Ayrıca Shanmugaratnam, şunları ekledi:
Gelişmekte olan dünyada yaklaşık 1,2 milyar insan önümüzdeki 10 yıl içinde iş gücüne katılacak, bu benzeri görülmemiş bir sayı. Ancak, mevcut projeksiyonlar yalnızca 400 milyon iş yaratılacağını gösteriyor.
İşgücü ile iş piyasası talebi arasındaki uçurum
Bu rakamlar arasında büyük bir fark olduğunu belirten Shanmugaratnam, "Yaklaşık 800 milyon insanın gayri resmi ekonomiye girmenin başka yollarını bulacağı veya yetersiz istihdam veya işsiz kalabileceği için önemli bir endişe" dedi.
Shanmugaratnam, "Sonuçlarını biliyoruz. Bunlar sadece ücretlerle ilgili değil, sadece ekonomiyle ilgili değil; temelde sosyal, politik ve yeni uluslararası düzensizliği şekillendirecekler" diye uyardı.
Hindistan ve Çin de dahil olmak üzere birçok ülkede üçüncül eğitim sistemlerinin genişletildiğini ancak aşırı akademikleştirildiğini söyleyen Shanmugaratnam, sözlerini şöyle sürdürdü:
Aşırı akademik yönelimli ve teknik becerileri ihmal ediyorlar. Öğrenme için teknik ve uygulamalı yollar ile aynı zamanda en yüksek mükemmellik ve uzmanlık seviyelerine ulaşmanın yollarını bulmalıyız.
Hükümetlerin rolü kilit olacak
OECD Sendika Danışma Komitesi Genel Sekreteri Veronica Nilsson, gençlerin geleceğin iş gücüne katılmaları için mesleki eğitime odaklanmanın önemli olduğunu söyledi.
Ancak Nilsson, şu uyarıda da bulundu:
Hükümetler mesleki eğitime yeterince yatırım yapmıyor. Sadece üniversiteler tarafından yayınlanan araştırmalarla ilgileniyorlar ki bu da birçok ülkede azalıyor.
Nilsson, "Mesleki eğitimi azaltmanın zamanı değil. GSYİH'nın yalnızca yüzde 0,01'ini oluşturuyor. Bu yüzden, bunun hükümetlerin büyük bir sorumluluğu olduğunu ve bu sorumluluğu üstlenmeleri gerektiğini gerçekten gösterdiğini düşünüyorum" diye ekledi.
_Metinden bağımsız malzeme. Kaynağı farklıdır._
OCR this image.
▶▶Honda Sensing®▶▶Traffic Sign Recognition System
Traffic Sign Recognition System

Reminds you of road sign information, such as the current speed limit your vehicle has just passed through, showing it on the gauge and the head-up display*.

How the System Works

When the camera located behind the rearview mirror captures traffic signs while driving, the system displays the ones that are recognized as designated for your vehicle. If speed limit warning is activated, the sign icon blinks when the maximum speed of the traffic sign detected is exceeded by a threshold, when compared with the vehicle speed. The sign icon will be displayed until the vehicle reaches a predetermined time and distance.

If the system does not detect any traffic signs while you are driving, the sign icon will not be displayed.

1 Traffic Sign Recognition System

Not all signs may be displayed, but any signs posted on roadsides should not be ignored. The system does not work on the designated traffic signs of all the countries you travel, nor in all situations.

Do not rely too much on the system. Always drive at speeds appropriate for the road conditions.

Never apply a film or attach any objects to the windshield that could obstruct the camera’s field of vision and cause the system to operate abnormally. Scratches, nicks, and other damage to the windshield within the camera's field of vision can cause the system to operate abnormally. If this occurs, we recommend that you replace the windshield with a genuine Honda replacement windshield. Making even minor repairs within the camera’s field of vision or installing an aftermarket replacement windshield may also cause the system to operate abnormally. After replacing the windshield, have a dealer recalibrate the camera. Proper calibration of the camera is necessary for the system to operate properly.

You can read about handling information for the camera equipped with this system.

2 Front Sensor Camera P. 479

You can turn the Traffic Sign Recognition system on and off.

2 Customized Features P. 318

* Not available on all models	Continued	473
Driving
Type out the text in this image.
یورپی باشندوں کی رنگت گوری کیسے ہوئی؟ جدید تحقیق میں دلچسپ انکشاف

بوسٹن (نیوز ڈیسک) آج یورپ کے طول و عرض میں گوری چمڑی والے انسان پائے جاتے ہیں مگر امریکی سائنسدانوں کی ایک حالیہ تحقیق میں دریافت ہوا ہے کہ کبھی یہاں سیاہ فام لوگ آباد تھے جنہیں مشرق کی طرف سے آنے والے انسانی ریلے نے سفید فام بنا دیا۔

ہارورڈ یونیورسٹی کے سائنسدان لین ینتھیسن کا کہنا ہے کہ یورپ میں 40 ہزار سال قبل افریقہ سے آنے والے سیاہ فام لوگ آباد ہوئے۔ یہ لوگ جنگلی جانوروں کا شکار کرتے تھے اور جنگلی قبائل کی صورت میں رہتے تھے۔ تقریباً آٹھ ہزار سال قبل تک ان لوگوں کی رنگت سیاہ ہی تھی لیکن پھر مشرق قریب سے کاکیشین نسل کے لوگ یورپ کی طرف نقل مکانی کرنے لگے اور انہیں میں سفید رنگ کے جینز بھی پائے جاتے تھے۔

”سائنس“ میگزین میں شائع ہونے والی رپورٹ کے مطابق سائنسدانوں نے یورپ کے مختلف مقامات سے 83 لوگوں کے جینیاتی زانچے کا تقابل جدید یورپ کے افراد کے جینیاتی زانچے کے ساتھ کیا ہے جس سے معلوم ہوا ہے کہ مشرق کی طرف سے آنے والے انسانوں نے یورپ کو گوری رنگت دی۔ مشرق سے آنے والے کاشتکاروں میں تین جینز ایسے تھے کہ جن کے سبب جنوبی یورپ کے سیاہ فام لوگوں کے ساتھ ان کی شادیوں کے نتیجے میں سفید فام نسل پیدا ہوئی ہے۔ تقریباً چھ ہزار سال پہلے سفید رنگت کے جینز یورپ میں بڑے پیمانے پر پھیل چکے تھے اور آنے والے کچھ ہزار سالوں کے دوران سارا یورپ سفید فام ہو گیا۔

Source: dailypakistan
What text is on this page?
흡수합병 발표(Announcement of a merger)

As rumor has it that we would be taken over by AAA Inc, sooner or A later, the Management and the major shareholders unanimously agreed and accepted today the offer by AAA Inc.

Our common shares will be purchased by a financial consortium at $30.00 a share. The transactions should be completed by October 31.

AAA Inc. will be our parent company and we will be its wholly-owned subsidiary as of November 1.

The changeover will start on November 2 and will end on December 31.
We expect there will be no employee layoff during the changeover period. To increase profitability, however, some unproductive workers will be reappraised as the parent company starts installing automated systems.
Yapay zeka çağında kritik öneme sahip becerilere odaklanılıyor
İş açığını kapatmak sadece teknik bilgiye dayanmıyor, ancak çoğu işveren yapay zeka çağında hayati öneme sahip olan yaratıcı düşünme ve dayanıklılık gibi insan becerilerine öncelik veriyor.
Yapay zekaya güvenmenin çoğu, geçmişin yakın gelecekte gerçekleşeceğini varsaymaya dayanır.
Yapay zekayı yalnızca, nereye gittiğimizi teşhis edebilecek veya edemeyebilecek önceki verilerden eğitebiliriz.
Wharton Okulu'nda Yönetim ve Psikoloji alanında Saul P. Steinberg Profesörü olan Adam Grant, "Artık sadece veri toplayıcılarına ihtiyacımız yok; nokta bağlayıcılara, desenleri sentezleyebilen ve yapay zekanın kaçırabileceği değişiklikleri belirleyebilen insanlara ihtiyacımız var" dedi.
Gelişmekte olan bölgelerde internet erişiminin genişletilmesi
Uzaktan çalışma, dünyanın herhangi bir yerinde oturan şirketler için çalışan gençlere fırsatlar verdi.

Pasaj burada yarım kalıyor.